Kalau Nekat Tambah PNS Secara Diam-diam

Kamis, 12 April 2012 – 06:32 WIB

JAKARTA - Kementerian Dalam Negeri (Kemendagri) menyiapkan formula lain agar daerah-daerah yang terancam bangkrut bisa bertahan. Kalau sebelumnya mengancam bakal ada likuidasi, kali ini yang ditekan adalah pemimpin daerahnya. Yakni, ancaman penjara kalau nekat menambah Pegawai Negeri Sipil secara diam-diam.

Seperti diketahui, saat ini moratorium penghentian penerimaan PNS memang telah berjalan. Namun, Ditjen Otonomi Daerah (Otoda) Kemendagri Djoehermansyah Johan menyebut kepala daerah masih suka mengangkat pegawai secara diam-diam. Biasanya, diawali dengan mengangkat seseorang sebagai pegawai honorer. "Biasanya untuk balas budi," ujarnya kepada Jawa Pos.

Lebih lanjut dia menjelaskan, kebanyakan yang diangkat oleh kepala daerah adalah tim suksesnya. Selama ini, tidak ada sanksi bagi kepala daerah yang nekat "menyelundupkan" pegawai baru itu. Sehingga beban keuangan daerah makin berat karena harus membayar pegawai tersebut.

Agar lebih bertaring, aturan pidana bagi kepala daerah tersebut bakal dijadikan undang-undang. Saat ini, Djoe mengatakan rancangan undang-undang (RUU) Pemerintah Daerah itu sudah disampaikan ke DPR. Namun, dia enggan menerangkan lebih detail tentang ancaman penjara itu. "Yang jelas, diancam pidana," imbuhnya.

Langkah tegas itu perlu diberlakukan supaya jumlah PNS tidak membludak. Opsi moratorium memang menurutnya paling logis saat ini, sebab kalau dipaksa pendistribusian ke beberapa daerah akan makan waktu. Apalagi, beberapa daerah juga disebutnya sudah gemuk pegawai.

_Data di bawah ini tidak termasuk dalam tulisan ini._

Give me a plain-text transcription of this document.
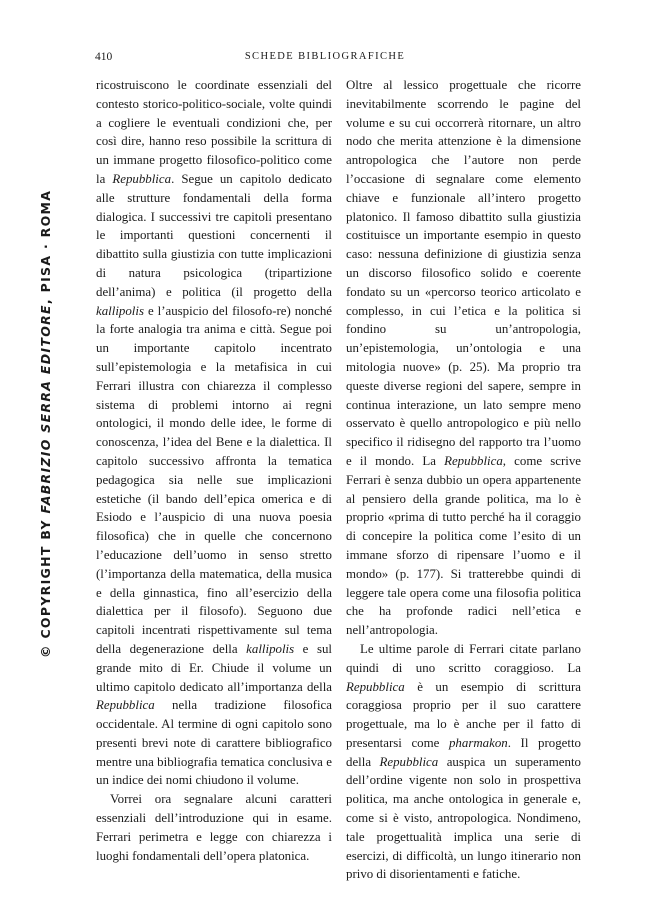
410	SCHEDE BIBLIOGRAFICHE
© COPYRIGHT BY FABRIZIO SERRA EDITORE, PISA · ROMA

ricostruiscono le coordinate essenziali del contesto storico-politico-sociale, volte quindi a cogliere le eventuali condizioni che, per così dire, hanno reso possibile la scrittura di un immane progetto filosofico-politico come la Repubblica. Segue un capitolo dedicato alle strutture fondamentali della forma dialogica. I successivi tre capitoli presentano le importanti questioni concernenti il dibattito sulla giustizia con tutte implicazioni di natura psicologica (tripartizione dell’anima) e politica (il progetto della kallipolis e l’auspicio del filosofo-re) nonché la forte analogia tra anima e città. Segue poi un importante capitolo incentrato sull’epistemologia e la metafisica in cui Ferrari illustra con chiarezza il complesso sistema di problemi intorno ai regni ontologici, il mondo delle idee, le forme di conoscenza, l’idea del Bene e la dialettica. Il capitolo successivo affronta la tematica pedagogica sia nelle sue implicazioni estetiche (il bando dell’epica omerica e di Esiodo e l’auspicio di una nuova poesia filosofica) che in quelle che concernono l’educazione dell’uomo in senso stretto (l’importanza della matematica, della musica e della ginnastica, fino all’esercizio della dialettica per il filosofo). Seguono due capitoli incentrati rispettivamente sul tema della degenerazione della kallipolis e sul grande mito di Er. Chiude il volume un ultimo capitolo dedicato all’importanza della Repubblica nella tradizione filosofica occidentale. Al termine di ogni capitolo sono presenti brevi note di carattere bibliografico mentre una bibliografia tematica conclusiva e un indice dei nomi chiudono il volume.

Vorrei ora segnalare alcuni caratteri essenziali dell’introduzione qui in esame. Ferrari perimetra e legge con chiarezza i luoghi fondamentali dell’opera platonica.

Oltre al lessico progettuale che ricorre inevitabilmente scorrendo le pagine del volume e su cui occorrerà ritornare, un altro nodo che merita attenzione è la dimensione antropologica che l’autore non perde l’occasione di segnalare come elemento chiave e funzionale all’intero progetto platonico. Il famoso dibattito sulla giustizia costituisce un importante esempio in questo caso: nessuna definizione di giustizia senza un discorso filosofico solido e coerente fondato su un «percorso teorico articolato e complesso, in cui l’etica e la politica si fondino su un’antropologia, un’epistemologia, un’ontologia e una mitologia nuove» (p. 25). Ma proprio tra queste diverse regioni del sapere, sempre in continua interazione, un lato sempre meno osservato è quello antropologico e più nello specifico il ridisegno del rapporto tra l’uomo e il mondo. La Repubblica, come scrive Ferrari è senza dubbio un opera appartenente al pensiero della grande politica, ma lo è proprio «prima di tutto perché ha il coraggio di concepire la politica come l’esito di un immane sforzo di ripensare l’uomo e il mondo» (p. 177). Si tratterebbe quindi di leggere tale opera come una filosofia politica che ha profonde radici nell’etica e nell’antropologia.

Le ultime parole di Ferrari citate parlano quindi di uno scritto coraggioso. La Repubblica è un esempio di scrittura coraggiosa proprio per il suo carattere progettuale, ma lo è anche per il fatto di presentarsi come pharmakon. Il progetto della Repubblica auspica un superamento dell’ordine vigente non solo in prospettiva politica, ma anche ontologica in generale e, come si è visto, antropologica. Nondimeno, tale progettualità implica una serie di esercizi, di difficoltà, un lungo itinerario non privo di disorientamenti e fatiche.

Seperti diberitakan sebelumnya, Forum Indonesia Untuk Transparansi Anggaran (FITRA) merilis 291 kabupaten/kota yang memproyeksikan belanja pegawainya lebih dari 50 persen. Nah, dari daerah itu terdapat 11 daerah yang memiliki belanja pegawai lebih dari 70 persen. Gara-gara itu, daerah tersebut kolaps karena tidak lagi memiliki anggaran.

Sebelas daerah itu diantaranya Kota Langsa (NAD), Kabupaten Kuningan Jabar, Kota Ambon, Kabupaten Ngawi, Kabupaten Bantul, Kabupaten Bireuen (NAD), Kabupaten Klaten, Kabupaten Aceh Barat, Kota Gorontalo, Kabupaten Karanganyar, dan Kota Padang Sidempuan (Sumatera Barat).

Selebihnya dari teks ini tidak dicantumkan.